Hay días que no dejan estela en la superficie del tiempo: días huecos, borrosos, deshabitados, que cuentan con un enorme vacío en el lugar en que el resto de sus hermanos en el calendario registran anécdotas, encuentros, excusas para el entusiasmo o la tristeza. A veces, el devenir nos aturde con la sucesión de acontecimientos e hincha las horas hasta que creemos que podrían desventrarse, como bolsas de basura; otras, espacia sus ocurrencias y nos deja solos frente al desierto de nuestra vida, añorando la figura de otro náufrago que pudiera hacernos compañía bajo el sol. Así, el 19 de julio de 1910 fue un día fantasmal para Kafka, si hemos de creer a sus diarios: un día en el que la inacción absoluta lo aplastó contra la cama y no le permitió más que dormir y despertar, dormir y despertar, como cumpliendo una gimnasia enigmática y algo tonta. Kafka no hubiera lamentado, eso es seguro, que una mano omnipotente escamoteara aquel domingo anodino del censo de su existencia: un día sin relieve, neutro, del color del empapelado de las paredes, que se perdería por los desagües como los restos del almuerzo. Un día en que no efectuó ningún gesto, en que no tomó ninguna resolución, y que por tanto no se proyectaría al futuro: un día estéril, que no ovuló, cuyos descendientes no se hallarían en ninguna parte.
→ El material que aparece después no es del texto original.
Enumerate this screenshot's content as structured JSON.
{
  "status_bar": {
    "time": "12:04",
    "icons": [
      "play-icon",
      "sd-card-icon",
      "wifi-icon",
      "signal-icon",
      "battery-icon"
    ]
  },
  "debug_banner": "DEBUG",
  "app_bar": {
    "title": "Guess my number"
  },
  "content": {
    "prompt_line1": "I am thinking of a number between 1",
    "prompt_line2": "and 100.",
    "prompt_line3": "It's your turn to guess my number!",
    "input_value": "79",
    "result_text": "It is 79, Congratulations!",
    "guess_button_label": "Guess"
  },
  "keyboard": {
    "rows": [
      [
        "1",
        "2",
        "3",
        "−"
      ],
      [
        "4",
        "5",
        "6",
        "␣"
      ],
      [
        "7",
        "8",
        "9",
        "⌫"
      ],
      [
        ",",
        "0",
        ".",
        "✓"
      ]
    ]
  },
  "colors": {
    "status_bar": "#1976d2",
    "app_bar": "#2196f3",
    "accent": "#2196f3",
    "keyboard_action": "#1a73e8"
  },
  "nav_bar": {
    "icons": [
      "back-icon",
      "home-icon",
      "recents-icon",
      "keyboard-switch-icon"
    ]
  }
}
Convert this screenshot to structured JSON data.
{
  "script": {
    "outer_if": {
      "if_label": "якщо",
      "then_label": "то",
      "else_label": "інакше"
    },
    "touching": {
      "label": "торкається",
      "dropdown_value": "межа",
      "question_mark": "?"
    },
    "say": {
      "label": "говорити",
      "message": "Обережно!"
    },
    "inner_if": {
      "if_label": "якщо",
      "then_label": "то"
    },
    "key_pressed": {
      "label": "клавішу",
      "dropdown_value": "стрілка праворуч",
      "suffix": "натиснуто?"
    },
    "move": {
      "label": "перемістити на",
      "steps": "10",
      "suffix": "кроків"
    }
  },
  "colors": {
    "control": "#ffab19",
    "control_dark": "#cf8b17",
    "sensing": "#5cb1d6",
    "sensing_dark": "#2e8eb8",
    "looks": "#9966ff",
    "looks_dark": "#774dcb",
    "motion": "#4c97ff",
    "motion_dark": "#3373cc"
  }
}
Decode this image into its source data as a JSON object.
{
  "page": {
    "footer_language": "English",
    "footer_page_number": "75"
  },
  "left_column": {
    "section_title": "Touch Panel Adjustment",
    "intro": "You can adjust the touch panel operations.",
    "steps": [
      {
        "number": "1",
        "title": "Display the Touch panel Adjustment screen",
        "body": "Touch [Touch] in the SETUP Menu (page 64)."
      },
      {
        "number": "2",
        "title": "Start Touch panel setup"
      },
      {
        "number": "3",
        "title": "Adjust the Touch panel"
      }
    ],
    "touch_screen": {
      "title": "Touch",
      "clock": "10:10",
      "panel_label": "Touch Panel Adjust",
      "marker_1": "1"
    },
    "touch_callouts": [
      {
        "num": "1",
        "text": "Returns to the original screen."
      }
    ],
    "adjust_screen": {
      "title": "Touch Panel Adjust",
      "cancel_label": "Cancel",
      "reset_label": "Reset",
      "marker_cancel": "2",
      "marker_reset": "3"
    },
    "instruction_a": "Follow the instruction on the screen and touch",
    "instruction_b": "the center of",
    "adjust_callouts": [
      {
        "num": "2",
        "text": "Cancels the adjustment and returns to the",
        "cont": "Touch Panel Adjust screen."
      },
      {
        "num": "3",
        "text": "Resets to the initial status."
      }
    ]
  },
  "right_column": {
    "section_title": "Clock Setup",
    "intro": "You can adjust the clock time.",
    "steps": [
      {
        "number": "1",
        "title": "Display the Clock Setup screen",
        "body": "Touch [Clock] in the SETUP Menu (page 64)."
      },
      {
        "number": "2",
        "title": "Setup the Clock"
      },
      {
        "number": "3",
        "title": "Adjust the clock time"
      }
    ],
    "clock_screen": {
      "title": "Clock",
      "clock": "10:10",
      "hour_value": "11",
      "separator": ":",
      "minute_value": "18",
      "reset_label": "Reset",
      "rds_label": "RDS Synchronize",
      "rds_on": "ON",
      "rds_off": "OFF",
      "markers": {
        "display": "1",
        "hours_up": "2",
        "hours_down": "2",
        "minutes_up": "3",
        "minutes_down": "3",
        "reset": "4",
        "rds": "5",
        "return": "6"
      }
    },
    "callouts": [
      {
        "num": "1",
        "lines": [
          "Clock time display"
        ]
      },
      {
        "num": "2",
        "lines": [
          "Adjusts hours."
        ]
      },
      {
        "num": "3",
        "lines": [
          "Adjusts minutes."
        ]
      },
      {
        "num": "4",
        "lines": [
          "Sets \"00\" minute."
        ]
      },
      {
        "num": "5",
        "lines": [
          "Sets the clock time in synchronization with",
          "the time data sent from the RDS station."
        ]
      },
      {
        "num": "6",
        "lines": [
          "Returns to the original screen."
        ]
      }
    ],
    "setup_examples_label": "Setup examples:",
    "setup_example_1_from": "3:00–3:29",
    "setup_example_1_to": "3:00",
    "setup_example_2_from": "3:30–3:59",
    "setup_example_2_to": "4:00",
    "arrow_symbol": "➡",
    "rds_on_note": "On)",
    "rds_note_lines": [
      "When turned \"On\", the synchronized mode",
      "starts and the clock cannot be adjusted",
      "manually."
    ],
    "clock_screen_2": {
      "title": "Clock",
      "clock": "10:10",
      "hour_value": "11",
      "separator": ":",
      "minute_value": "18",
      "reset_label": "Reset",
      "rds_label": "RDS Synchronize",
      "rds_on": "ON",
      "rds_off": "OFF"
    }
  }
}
Como aquellas misteriosas dos semanas del año de 1582, en que el papa Gregorio XIII decidió corregir el calendario juliano por el que Europa se había regido hasta entonces y ordenó una amputación: arrojó once días a la basura para instituir que al jueves 4 de octubre le seguiría el viernes 15 del mismo mes. ¿Dónde está el amanecer del 8 de octubre de 1582, la merienda del día 10, el crepúsculo lleno de golondrinas de la tarde del 14? Como aquel domingo de Kafka, en ninguna parte: los arrastró la nada, que a pesar de su liviandad a veces cuenta con la energía suficiente para remolcar grandes pesos.

El último de esos días de vaho fue este domingo. Se abrieron los colegios electorales, acudieron señoras con perritos y jubilados, riadas de ciudadanos desnudaron su carné de identidad frente a las urnas. Parecía que el futuro nos aguardaba a la vuelta de la esquina, que este domingo sería el punto y aparte que tanto habíamos esperado, que se iniciaba -por fin- algo desconocido y grande: nos equivocábamos. Alguno que otro seguimos hipnóticamente el progreso del escrutinio toda la noche frente al televisor, nos acostamos con un mal sabor de boca y al despertar constatamos que nos encontrábamos en el mismo mundo de siempre, con el mismo cansancio de siempre y las mismas ganas de mandarlo todo a paseo. El petróleo derramado, las bombas a mansalva, los diversos despropósitos gubernamentales habían desaparecido en alguna parte, y todo seguía como siempre, como si ningún 25 de mayo se hubiera intercalado en nuestras vidas. Y yo creo que realmente así fue: aquel día no ocurrió nada, aquel día no existió. ¿Se levantaron ustedes temprano, compraron el periódico y una papeleta de churros? Mentira. ¿Tomaron una cerveza a mediodía y luego acudieron al colegio electoral, a ver si de una vez por toda lográbamos arreglar algo? No, eso sí que no: mentira, mentira, más que mentira.